As the news came out that Circle had USD deposits on Silicon Valley bank, the gm Portfolio attempted to divest itself of USDC. By the time the multi-sig owners came together for a trade on the afternoon of March 10, 2023, the potential loss for conversion into USDT via the Curve Finance 3pool was about 1%.
We made the rushed decision to instead switch to DAI. Our reasoning, probably flawed in retrospect, is that it was at the time roughly 40% backed by USDC but 150% over-collateralized so even if USDC were to depeg, there would be plenty of “cushion” for DAI to maintain its peg.
Ultimately, the plan did not work as intended since DAI increased its USDC backing during the drama and depegged nearly 1:1 with USDC. Fortunately, USDC repegged as Silicon Valley deposits were rescued, and the gm Portfolio re-invested into USDC. The round trip cost us roughly 3 basis points, and our holdings now stand at 5,998,325 USDC.
Lessons learned:
1. Clearly DAI does not work like we thought it did and has too much exposure to USDC. At this point, one might think of it as simply wrapped USDC.

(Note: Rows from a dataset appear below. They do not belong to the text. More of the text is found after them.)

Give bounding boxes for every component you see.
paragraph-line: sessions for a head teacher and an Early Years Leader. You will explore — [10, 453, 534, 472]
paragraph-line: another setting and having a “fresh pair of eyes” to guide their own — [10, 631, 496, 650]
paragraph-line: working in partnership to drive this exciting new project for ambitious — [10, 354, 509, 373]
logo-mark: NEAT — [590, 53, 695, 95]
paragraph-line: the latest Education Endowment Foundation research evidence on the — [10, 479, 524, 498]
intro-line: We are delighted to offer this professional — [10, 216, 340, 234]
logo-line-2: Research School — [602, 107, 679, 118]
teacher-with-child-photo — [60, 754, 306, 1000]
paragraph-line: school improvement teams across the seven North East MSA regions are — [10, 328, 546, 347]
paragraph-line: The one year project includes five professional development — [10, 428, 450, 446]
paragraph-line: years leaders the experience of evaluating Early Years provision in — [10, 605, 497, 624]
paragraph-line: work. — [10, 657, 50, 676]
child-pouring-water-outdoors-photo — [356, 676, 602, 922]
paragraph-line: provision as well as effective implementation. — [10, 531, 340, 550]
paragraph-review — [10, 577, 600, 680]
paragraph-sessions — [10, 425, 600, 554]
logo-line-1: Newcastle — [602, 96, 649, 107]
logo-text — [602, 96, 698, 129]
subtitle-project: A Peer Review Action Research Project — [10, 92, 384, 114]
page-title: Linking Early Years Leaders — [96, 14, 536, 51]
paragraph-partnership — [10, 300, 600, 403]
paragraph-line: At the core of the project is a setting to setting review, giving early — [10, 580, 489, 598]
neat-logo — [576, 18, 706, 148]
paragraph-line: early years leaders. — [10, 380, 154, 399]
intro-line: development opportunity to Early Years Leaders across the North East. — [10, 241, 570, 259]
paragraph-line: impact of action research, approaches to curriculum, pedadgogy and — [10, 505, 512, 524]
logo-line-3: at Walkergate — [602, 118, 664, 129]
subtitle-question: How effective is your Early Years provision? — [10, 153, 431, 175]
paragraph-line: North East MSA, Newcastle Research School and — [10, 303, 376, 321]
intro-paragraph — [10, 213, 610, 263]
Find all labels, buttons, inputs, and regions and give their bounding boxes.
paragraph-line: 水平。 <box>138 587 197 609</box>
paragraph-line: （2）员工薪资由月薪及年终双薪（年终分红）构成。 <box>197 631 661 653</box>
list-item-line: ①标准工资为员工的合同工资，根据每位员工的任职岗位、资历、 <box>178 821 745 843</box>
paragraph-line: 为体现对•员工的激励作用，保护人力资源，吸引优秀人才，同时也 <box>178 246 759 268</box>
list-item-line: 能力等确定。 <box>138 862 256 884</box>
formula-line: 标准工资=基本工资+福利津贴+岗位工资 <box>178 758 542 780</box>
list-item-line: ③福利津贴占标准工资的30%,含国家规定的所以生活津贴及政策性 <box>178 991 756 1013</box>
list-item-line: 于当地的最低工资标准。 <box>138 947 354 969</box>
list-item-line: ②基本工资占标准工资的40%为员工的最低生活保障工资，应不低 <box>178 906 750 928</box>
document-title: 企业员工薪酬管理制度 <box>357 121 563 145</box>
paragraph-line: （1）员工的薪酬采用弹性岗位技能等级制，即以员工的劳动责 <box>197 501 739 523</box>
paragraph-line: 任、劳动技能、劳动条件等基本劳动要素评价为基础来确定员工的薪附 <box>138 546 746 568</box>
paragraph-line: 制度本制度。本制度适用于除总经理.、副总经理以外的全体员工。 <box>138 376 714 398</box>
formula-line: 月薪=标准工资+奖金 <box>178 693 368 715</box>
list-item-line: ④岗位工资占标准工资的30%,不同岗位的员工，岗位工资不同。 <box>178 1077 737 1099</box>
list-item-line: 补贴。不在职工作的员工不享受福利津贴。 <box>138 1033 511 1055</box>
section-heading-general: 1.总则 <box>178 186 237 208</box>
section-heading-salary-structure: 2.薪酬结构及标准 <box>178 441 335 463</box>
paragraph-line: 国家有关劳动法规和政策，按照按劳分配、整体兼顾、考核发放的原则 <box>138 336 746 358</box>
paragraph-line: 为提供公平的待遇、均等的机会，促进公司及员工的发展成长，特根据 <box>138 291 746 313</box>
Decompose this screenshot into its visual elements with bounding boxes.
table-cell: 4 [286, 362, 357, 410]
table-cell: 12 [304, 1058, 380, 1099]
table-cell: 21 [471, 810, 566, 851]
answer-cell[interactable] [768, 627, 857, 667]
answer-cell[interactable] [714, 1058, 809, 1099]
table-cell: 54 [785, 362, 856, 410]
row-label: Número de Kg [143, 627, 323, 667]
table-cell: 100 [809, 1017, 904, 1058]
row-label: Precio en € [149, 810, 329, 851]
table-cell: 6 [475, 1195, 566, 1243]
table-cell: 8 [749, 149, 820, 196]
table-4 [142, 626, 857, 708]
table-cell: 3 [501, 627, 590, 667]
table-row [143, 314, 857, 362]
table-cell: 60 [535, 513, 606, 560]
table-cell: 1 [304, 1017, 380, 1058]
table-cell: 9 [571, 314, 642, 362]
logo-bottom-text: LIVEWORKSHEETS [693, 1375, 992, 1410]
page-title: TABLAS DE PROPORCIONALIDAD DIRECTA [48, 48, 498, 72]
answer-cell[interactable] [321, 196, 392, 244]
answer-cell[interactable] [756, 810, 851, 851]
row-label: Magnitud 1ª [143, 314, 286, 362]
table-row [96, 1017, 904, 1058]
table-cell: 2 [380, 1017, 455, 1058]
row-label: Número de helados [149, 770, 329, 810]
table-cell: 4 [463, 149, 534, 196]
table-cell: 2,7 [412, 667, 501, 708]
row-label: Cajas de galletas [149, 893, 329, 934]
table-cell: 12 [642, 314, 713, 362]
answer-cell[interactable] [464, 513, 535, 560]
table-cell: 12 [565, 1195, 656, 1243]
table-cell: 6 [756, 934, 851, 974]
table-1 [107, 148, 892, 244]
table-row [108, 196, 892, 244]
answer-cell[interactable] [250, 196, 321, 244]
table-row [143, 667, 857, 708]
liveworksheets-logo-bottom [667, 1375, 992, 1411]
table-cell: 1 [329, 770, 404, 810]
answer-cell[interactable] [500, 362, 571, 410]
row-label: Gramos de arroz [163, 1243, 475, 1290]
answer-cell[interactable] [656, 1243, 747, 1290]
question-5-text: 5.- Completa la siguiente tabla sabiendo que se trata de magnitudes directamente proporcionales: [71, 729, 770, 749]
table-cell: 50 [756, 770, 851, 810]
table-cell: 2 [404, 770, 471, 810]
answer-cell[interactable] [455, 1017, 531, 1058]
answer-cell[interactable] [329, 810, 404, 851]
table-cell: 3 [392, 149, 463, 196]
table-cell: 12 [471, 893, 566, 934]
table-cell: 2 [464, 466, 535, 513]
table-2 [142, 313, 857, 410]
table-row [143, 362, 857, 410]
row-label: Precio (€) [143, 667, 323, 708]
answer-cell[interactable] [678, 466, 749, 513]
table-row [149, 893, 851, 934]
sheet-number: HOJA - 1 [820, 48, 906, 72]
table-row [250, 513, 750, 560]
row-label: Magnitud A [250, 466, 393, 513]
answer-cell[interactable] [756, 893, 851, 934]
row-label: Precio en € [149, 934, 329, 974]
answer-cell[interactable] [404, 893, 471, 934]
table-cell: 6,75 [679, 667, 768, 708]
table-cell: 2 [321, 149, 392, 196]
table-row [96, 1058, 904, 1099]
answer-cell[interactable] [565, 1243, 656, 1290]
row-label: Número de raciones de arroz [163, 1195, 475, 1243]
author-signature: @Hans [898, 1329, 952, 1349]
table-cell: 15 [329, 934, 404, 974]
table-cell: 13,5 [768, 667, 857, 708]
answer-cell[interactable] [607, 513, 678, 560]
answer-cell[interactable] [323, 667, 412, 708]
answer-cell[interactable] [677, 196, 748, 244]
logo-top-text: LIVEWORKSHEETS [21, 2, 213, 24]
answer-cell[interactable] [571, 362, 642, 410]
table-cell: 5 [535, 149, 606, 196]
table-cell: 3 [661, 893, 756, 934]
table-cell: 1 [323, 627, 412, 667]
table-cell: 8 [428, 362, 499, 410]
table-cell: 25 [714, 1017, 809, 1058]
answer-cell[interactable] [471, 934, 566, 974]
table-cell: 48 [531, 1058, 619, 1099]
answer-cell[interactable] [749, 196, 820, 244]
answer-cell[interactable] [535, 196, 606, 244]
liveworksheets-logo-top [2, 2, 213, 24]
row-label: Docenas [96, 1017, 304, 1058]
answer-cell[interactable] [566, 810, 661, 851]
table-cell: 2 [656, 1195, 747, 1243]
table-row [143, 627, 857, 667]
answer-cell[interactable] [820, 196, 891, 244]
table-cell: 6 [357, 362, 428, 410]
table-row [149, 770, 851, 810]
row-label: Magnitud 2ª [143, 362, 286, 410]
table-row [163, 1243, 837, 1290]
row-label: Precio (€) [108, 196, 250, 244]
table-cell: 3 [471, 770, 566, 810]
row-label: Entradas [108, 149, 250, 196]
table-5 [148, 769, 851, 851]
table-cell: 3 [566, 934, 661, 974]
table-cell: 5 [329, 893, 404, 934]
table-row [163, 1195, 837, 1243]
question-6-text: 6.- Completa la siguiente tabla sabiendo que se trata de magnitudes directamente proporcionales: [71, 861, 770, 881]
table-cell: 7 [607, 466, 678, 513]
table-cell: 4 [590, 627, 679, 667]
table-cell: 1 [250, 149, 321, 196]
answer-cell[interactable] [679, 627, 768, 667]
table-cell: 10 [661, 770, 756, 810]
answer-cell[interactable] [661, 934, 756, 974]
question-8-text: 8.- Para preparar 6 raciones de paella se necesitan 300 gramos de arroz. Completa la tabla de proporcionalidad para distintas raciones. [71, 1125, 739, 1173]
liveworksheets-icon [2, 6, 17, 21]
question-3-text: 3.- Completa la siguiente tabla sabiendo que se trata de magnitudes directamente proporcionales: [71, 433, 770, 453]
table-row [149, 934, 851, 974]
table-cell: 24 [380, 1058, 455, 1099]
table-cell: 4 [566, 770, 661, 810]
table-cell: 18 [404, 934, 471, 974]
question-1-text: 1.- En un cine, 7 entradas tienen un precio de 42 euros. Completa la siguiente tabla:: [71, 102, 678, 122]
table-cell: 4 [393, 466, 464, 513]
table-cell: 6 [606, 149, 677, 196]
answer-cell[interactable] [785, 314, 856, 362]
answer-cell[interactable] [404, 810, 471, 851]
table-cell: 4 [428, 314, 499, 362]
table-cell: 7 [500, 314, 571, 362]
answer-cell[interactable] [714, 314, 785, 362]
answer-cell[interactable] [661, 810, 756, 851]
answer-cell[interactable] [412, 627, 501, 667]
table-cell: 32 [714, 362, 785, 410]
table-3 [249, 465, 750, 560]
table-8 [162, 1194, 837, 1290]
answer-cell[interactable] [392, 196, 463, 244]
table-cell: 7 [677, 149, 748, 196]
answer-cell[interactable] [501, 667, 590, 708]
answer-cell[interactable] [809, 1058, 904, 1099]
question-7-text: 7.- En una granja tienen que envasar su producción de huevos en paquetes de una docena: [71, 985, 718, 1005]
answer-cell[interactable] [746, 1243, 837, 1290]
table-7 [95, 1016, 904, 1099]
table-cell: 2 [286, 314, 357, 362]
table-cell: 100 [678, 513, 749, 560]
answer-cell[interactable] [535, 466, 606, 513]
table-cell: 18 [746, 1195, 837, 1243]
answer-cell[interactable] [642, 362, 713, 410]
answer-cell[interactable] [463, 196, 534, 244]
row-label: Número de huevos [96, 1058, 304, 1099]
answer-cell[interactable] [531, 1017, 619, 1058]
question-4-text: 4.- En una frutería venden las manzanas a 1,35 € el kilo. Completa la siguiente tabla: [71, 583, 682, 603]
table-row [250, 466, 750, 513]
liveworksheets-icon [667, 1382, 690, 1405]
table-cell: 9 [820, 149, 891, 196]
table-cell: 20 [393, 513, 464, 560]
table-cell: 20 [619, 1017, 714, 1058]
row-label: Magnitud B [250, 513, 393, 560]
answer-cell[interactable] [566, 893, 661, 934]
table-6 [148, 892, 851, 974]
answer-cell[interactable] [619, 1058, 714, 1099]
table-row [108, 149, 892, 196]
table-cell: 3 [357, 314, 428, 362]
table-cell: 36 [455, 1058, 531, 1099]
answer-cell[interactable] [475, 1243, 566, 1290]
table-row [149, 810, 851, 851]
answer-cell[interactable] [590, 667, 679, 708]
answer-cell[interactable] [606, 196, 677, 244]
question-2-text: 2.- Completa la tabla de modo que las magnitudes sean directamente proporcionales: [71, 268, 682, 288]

2. The entire DeFI ecosystem has a fragile existence due to over-reliance on USDC. If DAI is wrapped USDC, and FRAX is wrapped USDC, and USDT has who-knows-what backing it… where is a decentralization maxi to turn?
3. First-mover advantages are huge in DeFi. LUSD seems to be the most decentralized stablecoin, vastly superior in design to DAI, and yet there’s not nearly enough liquidity for even a small portfolio like ours to use it.